Would you like to continue the success story of the birth centres with us? Become a part of it and take over a birth centre sponsorship so that births in cowsheds in Nepal will soon be a thing of the past.
I consulted extensively with Dikendra, Programme Director, and Achyut, Finance Director at Back to Life Nepal, to find a viable solution. After long discussions with Sushila, Jor and other villagers, an idea formed in my mind. “How about we build a birthing house?”, I asked them. “Would you allow the women to use it? After all, they wouldn’t bleed at home and thus anger any spirits.” Immediately we set off to see the old shaman who, after much deliberation, finally gave his consent, as long as we did not put a figure of the gods in the birthplace. “We don’t intend to do that anyway, as Back to Life’s work is neither religious or missionary nor politically motivated. We just want to help people get out of hardship and poverty through our programmes,” I replied.
The rest of the story, dear donors and friends, you have been able to follow for yourselves over the past 13 years and many of you have shared. Over 2,500 children have been born in our 15 birth centres across Mugu.
And what happened to Sushila?
Sushila became the chairperson of the birth centre committee in Loharbada and worked with our team for several years as a motivator, i.e. she went out to the surrounding villages to spread the word about the birth centres. That is no longer necessary today.

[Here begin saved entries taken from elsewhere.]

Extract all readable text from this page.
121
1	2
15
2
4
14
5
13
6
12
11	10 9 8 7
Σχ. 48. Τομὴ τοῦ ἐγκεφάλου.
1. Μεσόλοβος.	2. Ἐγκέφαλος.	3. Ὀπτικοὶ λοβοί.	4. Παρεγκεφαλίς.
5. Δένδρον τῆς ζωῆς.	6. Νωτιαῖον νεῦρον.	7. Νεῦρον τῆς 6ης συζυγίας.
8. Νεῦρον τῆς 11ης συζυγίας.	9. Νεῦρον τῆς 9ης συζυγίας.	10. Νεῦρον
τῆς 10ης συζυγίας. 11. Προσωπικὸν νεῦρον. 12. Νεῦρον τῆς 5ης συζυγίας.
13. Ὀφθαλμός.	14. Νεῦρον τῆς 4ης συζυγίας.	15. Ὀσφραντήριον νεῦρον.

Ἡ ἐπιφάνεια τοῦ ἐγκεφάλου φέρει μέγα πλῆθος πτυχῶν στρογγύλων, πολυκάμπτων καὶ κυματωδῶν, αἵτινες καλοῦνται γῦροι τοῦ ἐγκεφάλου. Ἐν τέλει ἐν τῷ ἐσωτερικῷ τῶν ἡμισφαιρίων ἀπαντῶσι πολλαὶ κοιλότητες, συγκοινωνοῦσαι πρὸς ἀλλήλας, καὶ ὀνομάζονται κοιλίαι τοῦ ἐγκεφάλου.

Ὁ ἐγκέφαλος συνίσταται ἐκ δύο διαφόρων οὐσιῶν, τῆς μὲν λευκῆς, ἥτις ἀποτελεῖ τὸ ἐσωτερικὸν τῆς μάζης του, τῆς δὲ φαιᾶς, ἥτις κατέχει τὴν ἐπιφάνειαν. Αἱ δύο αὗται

Every time I came to Mugu, I looked forward to visiting Sushila and Jor. In 2018, Sushila unfortunately had to cope with a heavy blow. Her beloved husband Jor passed away suddenly, having complained of frequent lung pain. For several months, Sushila was hardly responsive, the loss was engraved on her face and seemed to break the strong and once fun-loving woman. One of her sons finally took her in and bit by bit she got better. Her two grandchildren, with whom she now lives, gave her back the courage to face life. Sushila is already a grandmother of a total of five grandchildren, which clearly puts her ahead of me.
Sushila got the ball rolling and together we started a revolution for so many women of Mugu. Two-thirds of women in this remote mountainous region now have access to safe childbirth thanks to birthing centres.
To enable Sushila to stand on her own two feet again, she received income support from Back to Life. She runs a small haberdashery shop in her village, which we set up for her. She will always feel the grief for her husband, but she is back on her feet.